Bakashaba had proceeded to kick the deceased. As Bakashabe did the kicking accused held the deceased. PW1 testified that he had seen
accused hit the deceased with a bottle in .the head. He further stated that the deceased fell about one metre from the doorway to
the bar. He said he had seen the altercation while he sat inside the bar in a position where he could observe what went on since
there was light coming from a lantern burning inside the bar. In his Police statement made on 26th July 2002 in the wake of the death
of the deceased PW1 did not state who in particular struck the deceased with the bottle.

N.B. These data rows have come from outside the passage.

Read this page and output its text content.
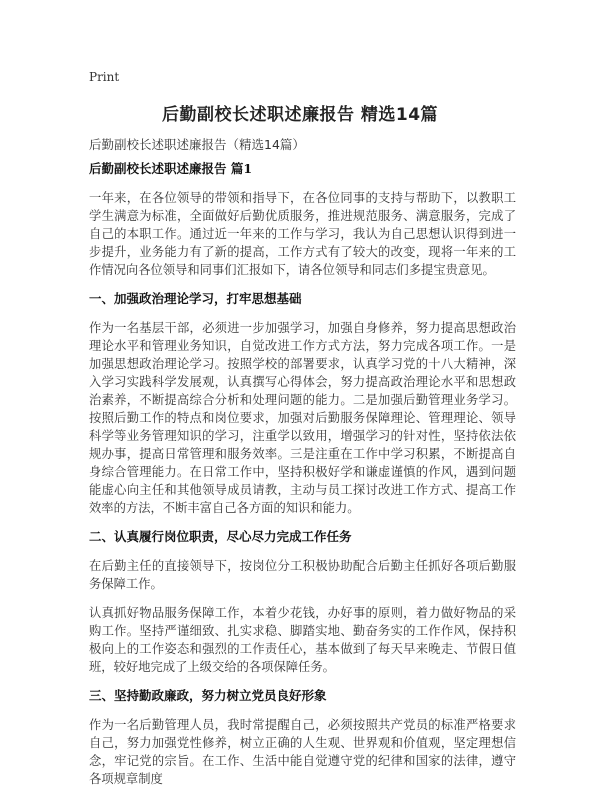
Print
后勤副校长述职述廉报告 精选14篇
后勤副校长述职述廉报告（精选14篇）
后勤副校长述职述廉报告 篇1
一年来，在各位领导的带领和指导下，在各位同事的支持与帮助下，以教职工学生满意为标准，全面做好后勤优质服务，推进规范服务、满意服务，完成了自己的本职工作。通过近一年来的工作与学习，我认为自己思想认识得到进一步提升，业务能力有了新的提高，工作方式有了较大的改变，现将一年来的工作情况向各位领导和同事们汇报如下，请各位领导和同志们多提宝贵意见。
一、加强政治理论学习，打牢思想基础
作为一名基层干部，必须进一步加强学习，加强自身修养，努力提高思想政治理论水平和管理业务知识，自觉改进工作方式方法，努力完成各项工作。一是加强思想政治理论学习。按照学校的部署要求，认真学习党的十八大精神，深入学习实践科学发展观，认真撰写心得体会，努力提高政治理论水平和思想政治素养，不断提高综合分析和处理问题的能力。二是加强后勤管理业务学习。按照后勤工作的特点和岗位要求，加强对后勤服务保障理论、管理理论、领导科学等业务管理知识的学习，注重学以致用，增强学习的针对性，坚持依法依规办事，提高日常管理和服务效率。三是注重在工作中学习积累，不断提高自身综合管理能力。在日常工作中，坚持积极好学和谦虚谨慎的作风，遇到问题能虚心向主任和其他领导成员请教，主动与员工探讨改进工作方式、提高工作效率的方法，不断丰富自己各方面的知识和能力。
二、认真履行岗位职责，尽心尽力完成工作任务
在后勤主任的直接领导下，按岗位分工积极协助配合后勤主任抓好各项后勤服务保障工作。
认真抓好物品服务保障工作，本着少花钱，办好事的原则，着力做好物品的采购工作。坚持严谨细致、扎实求稳、脚踏实地、勤奋务实的工作作风，保持积极向上的工作姿态和强烈的工作责任心，基本做到了每天早来晚走、节假日值班，较好地完成了上级交给的各项保障任务。
三、坚持勤政廉政，努力树立党员良好形象
作为一名后勤管理人员，我时常提醒自己，必须按照共产党员的标准严格要求自己，努力加强党性修养，树立正确的人生观、世界观和价值观，坚定理想信念，牢记党的宗旨。在工作、生活中能自觉遵守党的纪律和国家的法律，遵守各项规章制度
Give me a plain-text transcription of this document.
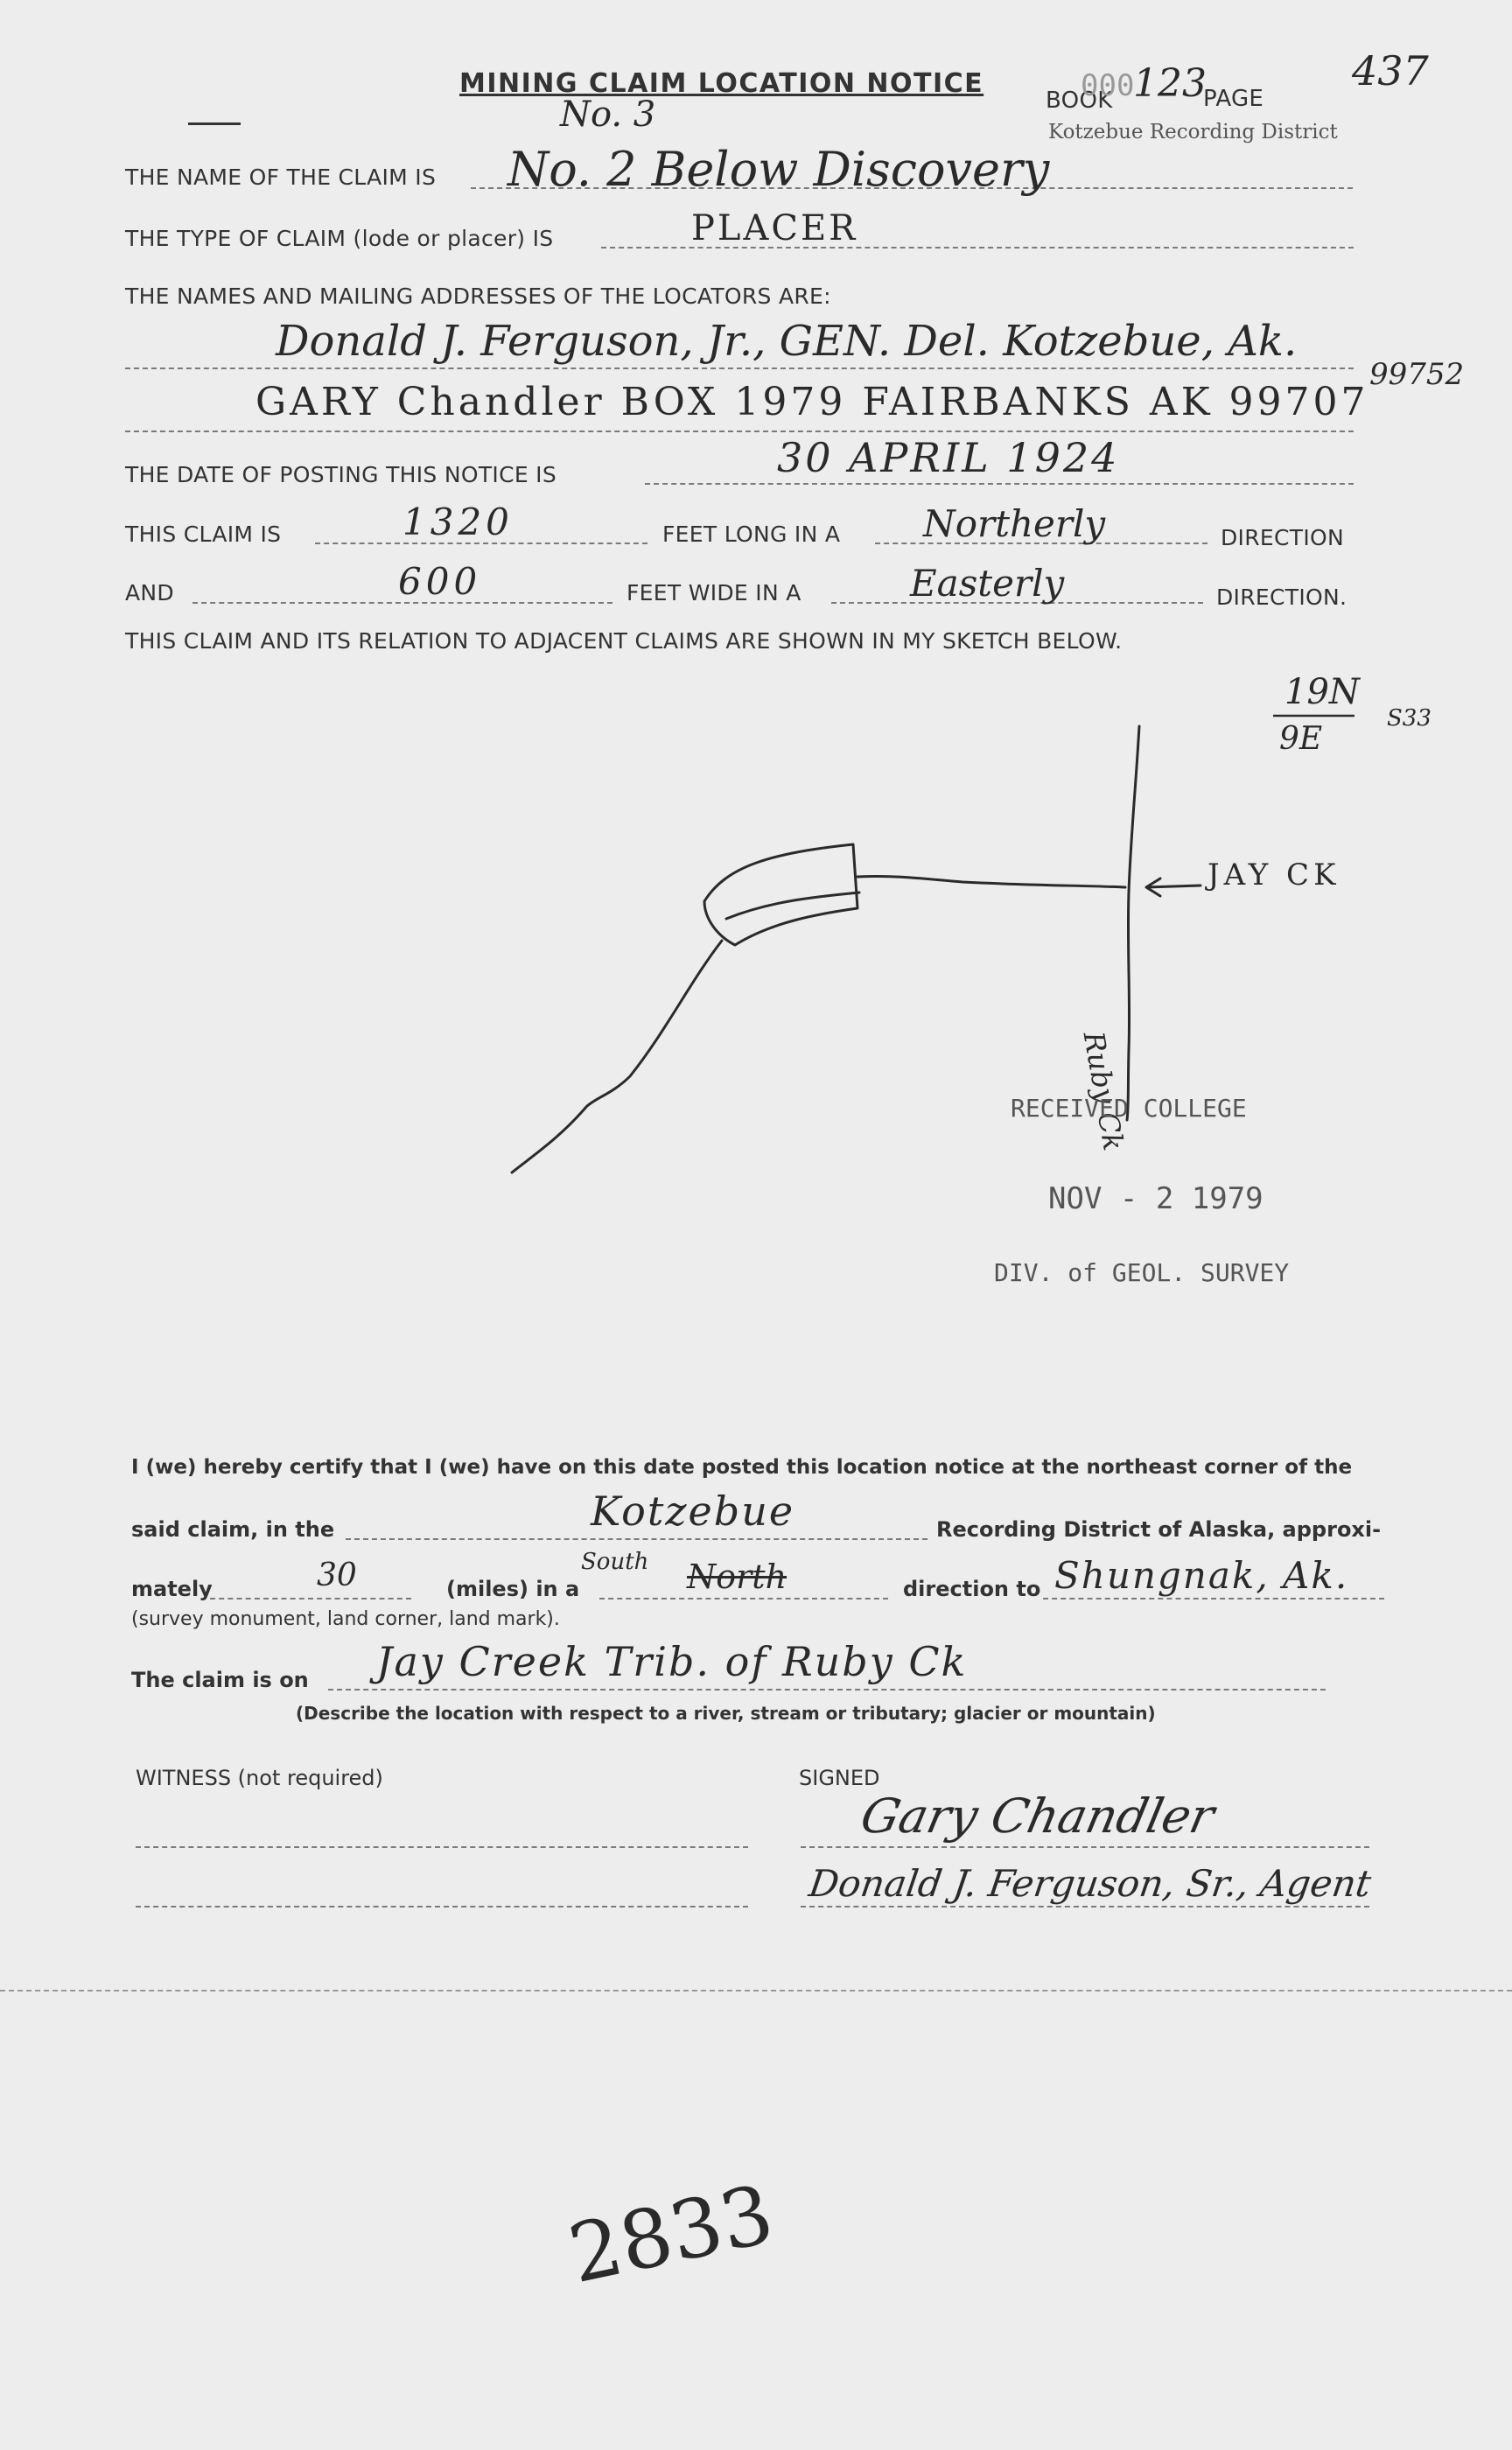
MINING CLAIM LOCATION NOTICE
No. 3	BOOK
000
123
PAGE
437
Kotzebue Recording District
THE NAME OF THE CLAIM IS No. 2 Below Discovery
THE TYPE OF CLAIM (lode or placer) IS	PLACER
THE NAMES AND MAILING ADDRESSES OF THE LOCATORS ARE:
Donald J. Ferguson, Jr., GEN. Del. Kotzebue, Ak.
99752
GARY Chandler BOX 1979 FAIRBANKS AK 99707
THE DATE OF POSTING THIS NOTICE IS	30 APRIL 1924
THIS CLAIM IS	1320	FEET LONG IN A Northerly	DIRECTION
AND	600	FEET WIDE IN A	Easterly	DIRECTION.
THIS CLAIM AND ITS RELATION TO ADJACENT CLAIMS ARE SHOWN IN MY SKETCH BELOW.
19N
9E
S33
JAY CK
Ruby Ck
RECEIVED COLLEGE
NOV - 2 1979
DIV. of GEOL. SURVEY
I (we) hereby certify that I (we) have on this date posted this location notice at the northeast corner of the
said claim, in the	Kotzebue	Recording District of Alaska, approxi-
mately	30	(miles) in a
South North	direction to Shungnak, Ak.
(survey monument, land corner, land mark).
The claim is on Jay Creek Trib. of Ruby Ck
(Describe the location with respect to a river, stream or tributary; glacier or mountain)
WITNESS (not required)	SIGNED
Gary Chandler
Donald J. Ferguson, Sr., Agent
2833
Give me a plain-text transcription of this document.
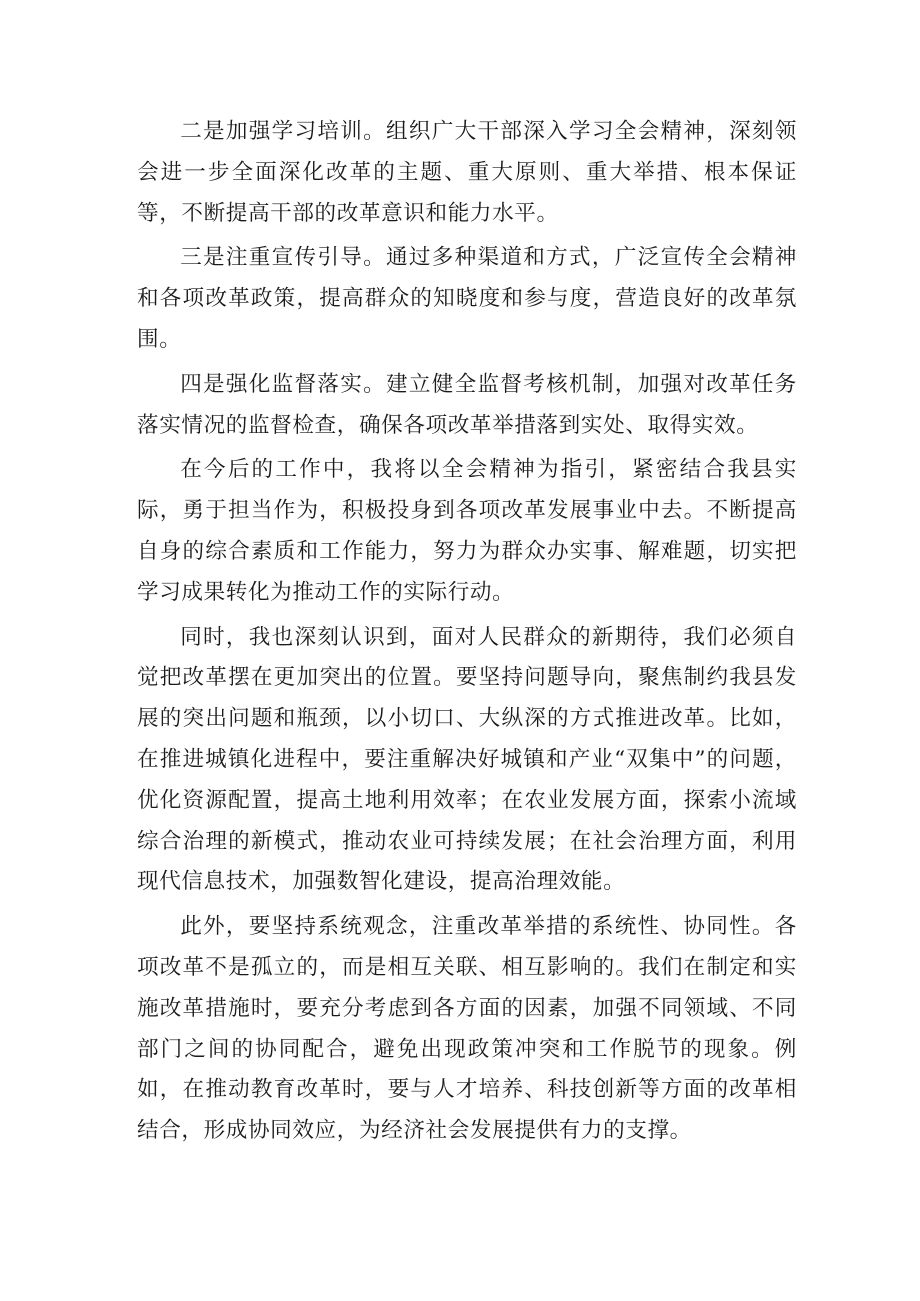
二是加强学习培训。组织广大干部深入学习全会精神，深刻领会进一步全面深化改革的主题、重大原则、重大举措、根本保证等，不断提高干部的改革意识和能力水平。

三是注重宣传引导。通过多种渠道和方式，广泛宣传全会精神和各项改革政策，提高群众的知晓度和参与度，营造良好的改革氛围。

四是强化监督落实。建立健全监督考核机制，加强对改革任务落实情况的监督检查，确保各项改革举措落到实处、取得实效。

在今后的工作中，我将以全会精神为指引，紧密结合我县实际，勇于担当作为，积极投身到各项改革发展事业中去。不断提高自身的综合素质和工作能力，努力为群众办实事、解难题，切实把学习成果转化为推动工作的实际行动。

同时，我也深刻认识到，面对人民群众的新期待，我们必须自觉把改革摆在更加突出的位置。要坚持问题导向，聚焦制约我县发展的突出问题和瓶颈，以小切口、大纵深的方式推进改革。比如，在推进城镇化进程中，要注重解决好城镇和产业“双集中”的问题，优化资源配置，提高土地利用效率；在农业发展方面，探索小流域综合治理的新模式，推动农业可持续发展；在社会治理方面，利用现代信息技术，加强数智化建设，提高治理效能。

此外，要坚持系统观念，注重改革举措的系统性、协同性。各项改革不是孤立的，而是相互关联、相互影响的。我们在制定和实施改革措施时，要充分考虑到各方面的因素，加强不同领域、不同部门之间的协同配合，避免出现政策冲突和工作脱节的现象。例如，在推动教育改革时，要与人才培养、科技创新等方面的改革相结合，形成协同效应，为经济社会发展提供有力的支撑。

His statement read, ‘They assaulted
him with an empty bottle which hit him on the head’.

The evidence of PW4 was that he saw what went on that night outside the bar while he sat inside the bar near the doorway. It was
his evidence the deceased had fallen two steps from the doorway. He stated that no sooner had Bakashaba and accused gone through
the doorway to the bar followed by the deceased than Bakashaba pulled the deceased to the ground. Accused had then struck the deceased
in the head with the bottle. In a statement made to Police on 15th August 2002 however PW4 had stated:
‘For us we remained inside the bar drinking. When we finished our beers, we decided to go to homes. As we reached outside the
bar we couldn’t see Mubangizi who had gone following the three persons to collect his bottle’.
That statement was acknowledged by the witness as one he made to Police soon after the death of Mubangizi. From the statement which
is more contemporaneous to the occasion than the testimony in court, it emerges there was no sense of urgency when Mubangizi went
outside which one would expect if anything unusual happened. Those in the bar continued taking their drinks. Afterwards they went
outside but could not see the deceased. Had events been the way PW4 and PW1 related in court those in the bar would not have continued
drinking while confusion reigned nearby and there would have been no disappearance of the deceased since he would have fallen nearby.
Most probably the deceased traveled far from the bar. PW3 testified that he visited the scene and saw the vomit and faeces of the
deceased about 50 metres from the bar. It was his evidence he was taken to the scene by PW2. Interestingly in his evidence PW2 said
the deceased was found at a distance of about 4 metres from the bar.

In his defence accused stated that he passed by the bar on the night in issue. He said he had retired early leaving Bakashaba at
the bar. Further he said that he had already left the bar when the deceased was attacked.

When an accused person sets up a defence of alibi he is under no duty to prove it. The prosecution has the onus to disprove it by
adducing evidence which places the accused person squarely at the scene of crime.

The two prosecution witnesses who said they were present at the scene of crime gave contradictory evidence which goes to the root
of the prosecution case. They point to deliberate falsehood and cannot be ignored. Consequently I find the prosecution testimony
of what transpired on the occasion worthless and reject it.

The alibi of the accused person has not been disproved by the prosecution.

This ingredient of participation has not been proved by the prosecution beyond reasonable doubt.

The gentlemen assessors advised me to find accused not guilty of the charge. For the reasons I have given in the course of this judgment
I agree with that opinion; I find accused not guilty and acquit him accordingly.